When it comes to generating actionable insights and driving continuous performance improvement, the right hotel BI tool can rightly be viewed as a game changer.

NB: This is an article from Rainmaker

This is true for two simple reasons. The first reason, to quote a famous Latin phrase, is: ipsa scientia potestas est (“knowledge is power”). The second reason, to borrow an English cliché, is: timing is everything.

Perhaps nowhere are these aphorisms more true than in the context of hotel revenue management, given the time sensitive nature of inventory-related pricing decisions and the impact of those decisions — which, ideally, are determined solely by an analysis of the right data and not by gut level instinct — on hotel revenue and profitability.

In the past, revenue managers frequently struggled to get the information they needed to make optimal pricing decisions. The need for that information was generally right now, given the dynamic, rapidly-changing environment in which most hotels operate. Revenue managers can neither afford latency in accessing the information they need nor can they afford for the information to be incomplete or faulty. Yet even today, hotel operators commonly lack real-time access to the right data as well as the right analytic capabilities in order to make sense of the data and fully leverage it to their advantage.

The good news is an advanced hotel BI tool enables them to make smart, timely pricing and other business decisions. It empowers them with data access and insights discovery. It gives them the tools to know what they can do right now to increase efficiency and effectiveness. The acceleration of decision-making cycles speaks to the importance of putting data in the hands of those with the authority to act upon the data.

A hotel marketing manager, for example, may need to understand the results of various promotional levers, which means feeding response data into campaign planning models and running scenarios month by month. Using BI tools, she can view marketing performance at a granular level. She can refine the integrated marketing mix by comparing the relative productivity of different media, channels and tactics while gaining insights into how different marketing investments influence bookings and occupancy. She can visually analyze what percent of prospects at the top of the buying funnel are moving downward through each successive stage and over what period of time.

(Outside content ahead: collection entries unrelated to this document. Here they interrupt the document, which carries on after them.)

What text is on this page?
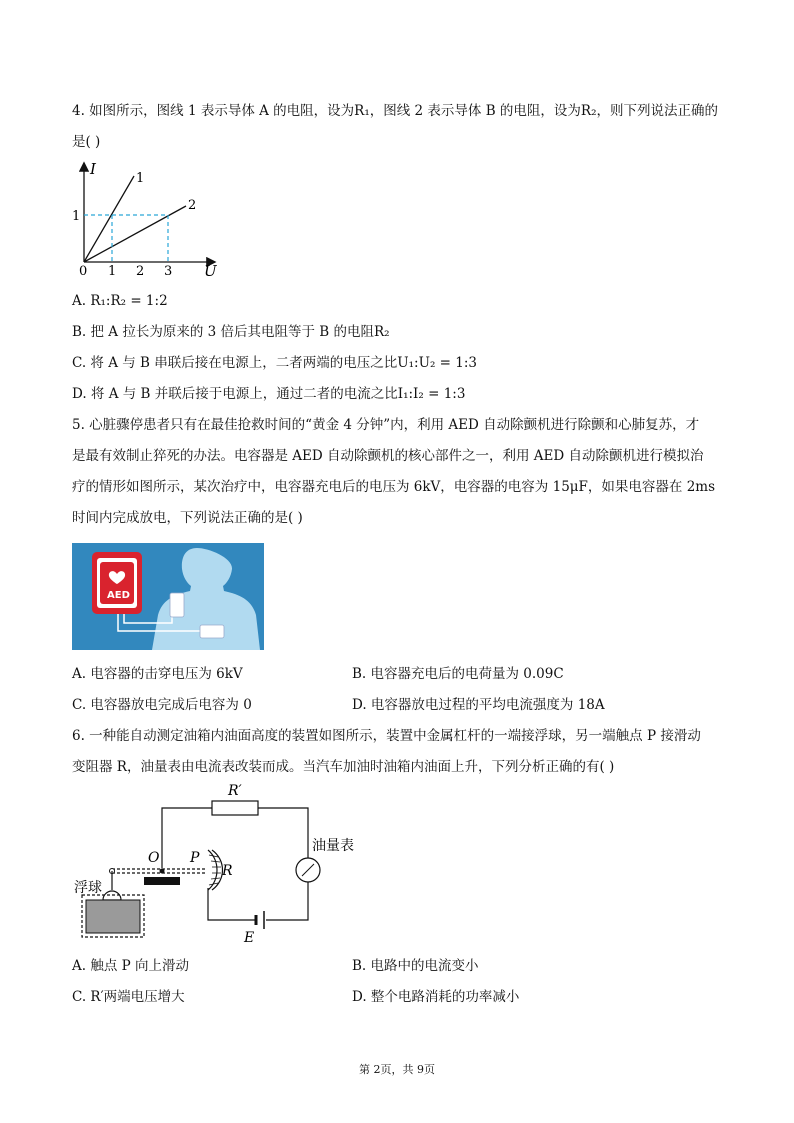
4. 如图所示，图线 1 表示导体 A 的电阻，设为R₁，图线 2 表示导体 B 的电阻，设为R₂，则下列说法正确的
是( )
I
U
0 1 2 3
1
1
2
A. R₁:R₂ = 1:2
B. 把 A 拉长为原来的 3 倍后其电阻等于 B 的电阻R₂
C. 将 A 与 B 串联后接在电源上，二者两端的电压之比U₁:U₂ = 1:3
D. 将 A 与 B 并联后接于电源上，通过二者的电流之比I₁:I₂ = 1:3
5. 心脏骤停患者只有在最佳抢救时间的“黄金 4 分钟”内，利用 AED 自动除颤机进行除颤和心肺复苏，才
是最有效制止猝死的办法。电容器是 AED 自动除颤机的核心部件之一，利用 AED 自动除颤机进行模拟治
疗的情形如图所示，某次治疗中，电容器充电后的电压为 6kV，电容器的电容为 15μF，如果电容器在 2ms
时间内完成放电，下列说法正确的是( )
AED
A. 电容器的击穿电压为 6kV	B. 电容器充电后的电荷量为 0.09C
C. 电容器放电完成后电容为 0	D. 电容器放电过程的平均电流强度为 18A
6. 一种能自动测定油箱内油面高度的装置如图所示，装置中金属杠杆的一端接浮球，另一端触点 P 接滑动
变阻器 R，油量表由电流表改装而成。当汽车加油时油箱内油面上升，下列分析正确的有( )
R′
O P
R
油量表
浮球
E
A. 触点 P 向上滑动	B. 电路中的电流变小
C. R′两端电压增大	D. 整个电路消耗的功率减小
第 2页，共 9页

In addition, she can factor in such considerations as abandonment analysis — that is, analyzing website and booking engine data to understand at what point guests leave the hotel website before booking a reservation. If a guest visits the website and looks at the spa rate page several times but then left without booking, then perhaps that should trigger a spa package that could be just the thing to compel them to come back and finally book that guest room.

Business decisions are informed not only by the accuracy and timeliness of the data, but also by the ability to create customized views of the data, based on specified data parameters and configuration needs. Everyone in the organization has a different question they’re trying to answer, a different information need they’re trying to address. Giving staff members the ability to create custom views of information that meet their needs may not seem like such a big deal. But for hotels that may have been hamstrung in the past by the constraints of static, one-size-fits-all reports, having such a capability may, in fact, be nothing short of transformational.